We wish to inform you that a security incident occurred on 11 July 2026 at one of our service providers. A malicious third party managed to gain unauthorised access to one of our tools used to view certain Accor customer data, including members of the ALL loyalty programme.

This incident may have enabled this third party to obtain certain information about you, whether this is data provided in your ALL account (if you hold one) or data you may have provided during your interactions with our services.

Depending on the information you have provided in your particular circumstances, the following data may be affected: identity details, contact details, identity documents, ALL programme details and benefits, stay details, stay preferences, marketing and communication preferences, and satisfaction survey data. In this respect, we assure you that no banking information is among the data compromised by this incident.

A second email arrived with a password reset request.

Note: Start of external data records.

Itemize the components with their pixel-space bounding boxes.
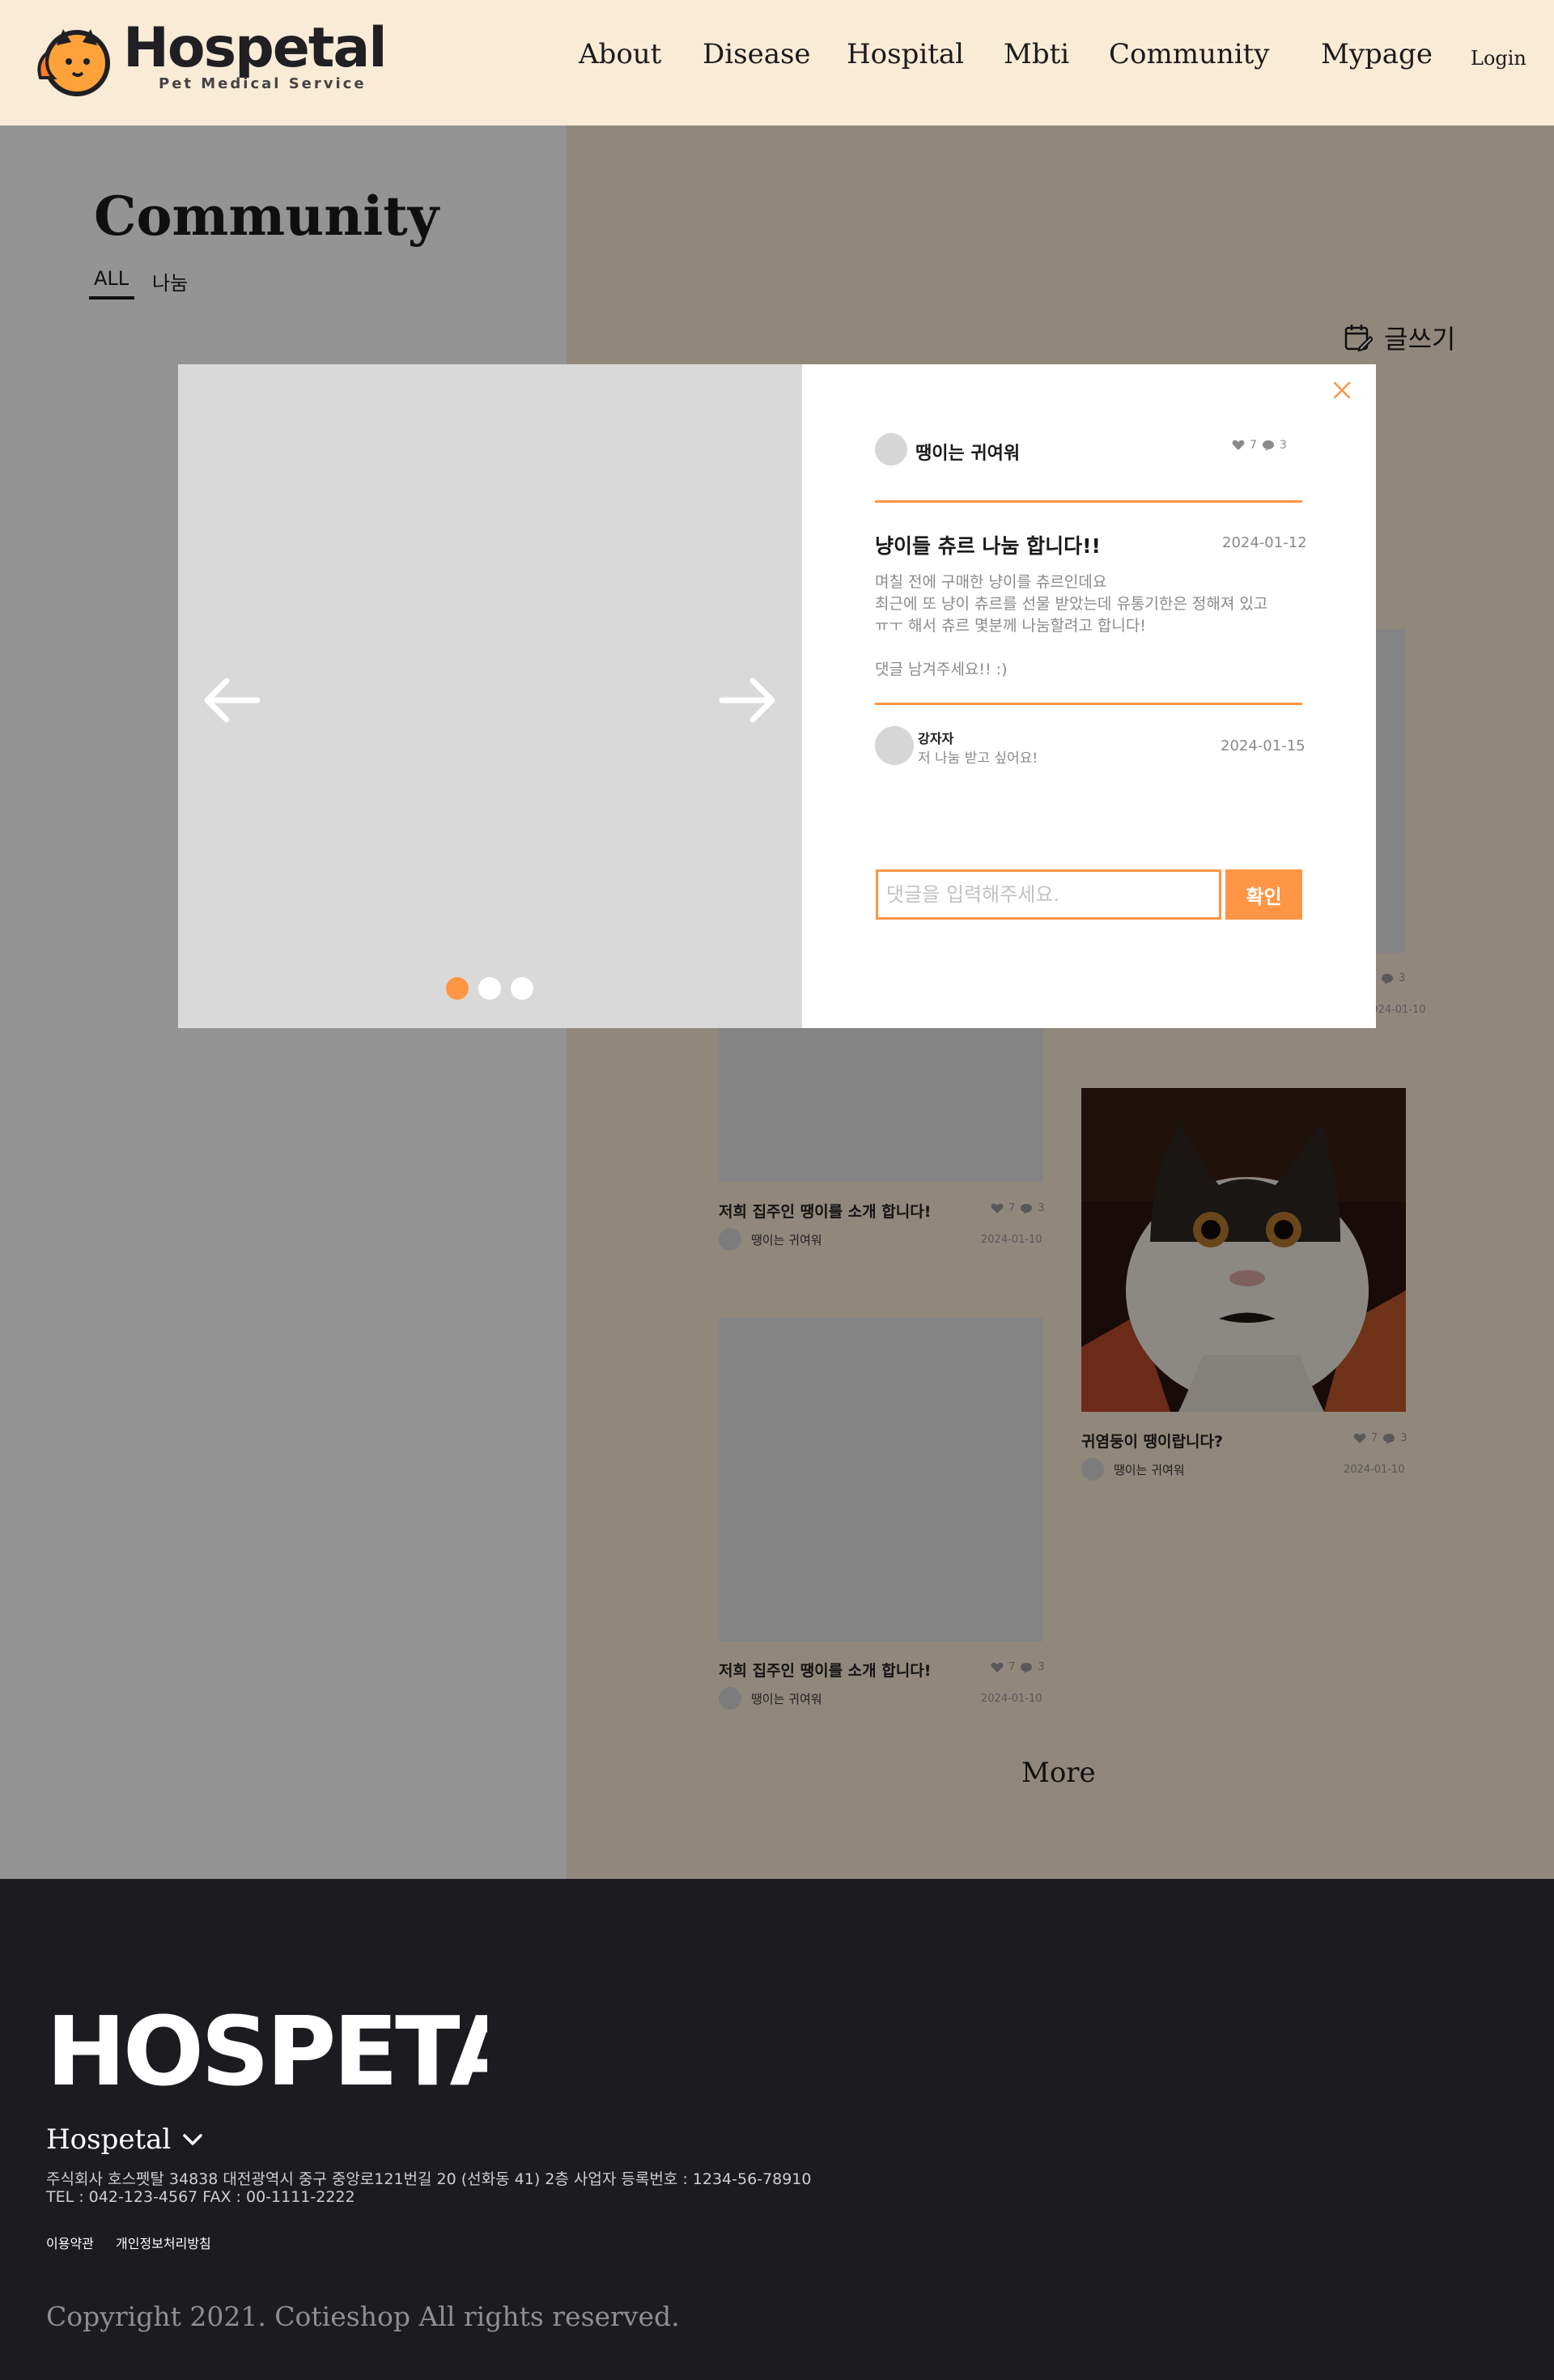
post-date: 2024-01-12 — [1222, 534, 1307, 551]
close-icon[interactable] — [1331, 379, 1353, 402]
post-author: 땡이는 귀여워 — [915, 444, 1021, 464]
comment-avatar — [875, 726, 914, 765]
comment-text: 저 나눔 받고 싶어요! — [918, 750, 1038, 767]
nav-about[interactable]: About — [579, 38, 661, 70]
arrow-right-icon[interactable] — [717, 669, 779, 731]
divider — [875, 500, 1302, 503]
post-stats: 7 3 — [1232, 439, 1287, 452]
divider — [875, 703, 1302, 705]
slider-dot[interactable] — [446, 977, 469, 1000]
logo-cat-icon[interactable] — [32, 21, 113, 98]
post-body-line: 며칠 전에 구매한 냥이를 츄르인데요 — [875, 573, 1107, 591]
comment-input[interactable] — [876, 869, 1221, 920]
comment-count: 3 — [1279, 439, 1287, 452]
footer-address: 주식회사 호스펫탈 34838 대전광역시 중구 중앙로121번길 20 (선화… — [46, 2170, 812, 2188]
login-link[interactable]: Login — [1471, 47, 1526, 70]
comment-submit-button[interactable]: 확인 — [1225, 869, 1302, 920]
post-title: 냥이들 츄르 나눔 합니다!! — [875, 534, 1101, 558]
image-slider — [178, 364, 802, 1028]
nav-disease[interactable]: Disease — [703, 38, 811, 70]
slider-dot[interactable] — [511, 977, 533, 1000]
footer-company-name: Hospetal — [46, 2123, 172, 2156]
post-body-line: 댓글 남겨주세요!! :) — [875, 661, 1008, 678]
like-count: 7 — [1250, 439, 1257, 452]
comment-author: 강자자 — [918, 731, 954, 746]
site-footer: HOSPETAL Hospetal 주식회사 호스펫탈 34838 대전광역시 … — [0, 1879, 1554, 2380]
nav-mbti[interactable]: Mbti — [1004, 38, 1069, 70]
copyright: Copyright 2021. Cotieshop All rights res… — [46, 2301, 680, 2332]
footer-logo: HOSPETAL — [46, 2000, 487, 2097]
nav-mypage[interactable]: Mypage — [1321, 38, 1433, 70]
heart-icon[interactable] — [1232, 440, 1245, 451]
footer-contact: TEL : 042-123-4567 FAX : 00-1111-2222 — [46, 2188, 355, 2206]
nav-community[interactable]: Community — [1109, 38, 1270, 70]
arrow-left-icon[interactable] — [201, 669, 262, 731]
logo-wordmark[interactable]: Hospetal — [123, 19, 388, 78]
site-header: Hospetal Pet Medical Service About Disea… — [0, 0, 1554, 125]
nav-hospital[interactable]: Hospital — [847, 38, 964, 70]
footer-company-toggle[interactable]: Hospetal — [46, 2123, 203, 2156]
terms-link[interactable]: 이용약관 — [46, 2233, 94, 2252]
comment-date: 2024-01-15 — [1221, 737, 1306, 754]
slider-dot[interactable] — [478, 977, 501, 1000]
slider-dots — [446, 977, 533, 1000]
chevron-down-icon — [183, 2134, 203, 2145]
post-body-line: 최근에 또 냥이 츄르를 선물 받았는데 유통기한은 정해져 있고 — [875, 595, 1268, 613]
logo-tagline: Pet Medical Service — [159, 75, 367, 92]
author-avatar — [875, 433, 907, 465]
comment-icon — [1262, 440, 1274, 451]
post-body-line: ㅠㅜ 해서 츄르 몇분께 나눔할려고 합니다! — [875, 617, 1146, 635]
privacy-link[interactable]: 개인정보처리방침 — [116, 2233, 211, 2252]
post-modal: 땡이는 귀여워 7 3 냥이들 츄르 나눔 합니다!! 2024-01-12 며… — [178, 364, 1376, 1028]
footer-logo-word: HOSPETAL — [46, 2000, 487, 2097]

I'm assuming these are legitimate, however I'd suggest not clicking the password reset link in the email, instead doing it directly via the Accor website.
 
I didn't receive anything, but found this on searching today - looks to be a quite small extract of the huge Accor database, so if true - so you're pretty unlucky to be a part of it! https://breachnews.com/breaches/accor-allegedly-breached-as-threat-actor-lists-162k-customer-records/

Here's what they seem to have pulled. It could have been worse...
The sample appears to contain structured customer profile records including internal customer identifiers, loyalty or membership information, names, language preferences, contact details, country information, and account-related metadata. It also contains account status fields indicating whether customer accounts have passwords configured or require password updates, although no plaintext passwords were observed in the sample reviewed by BreachNews.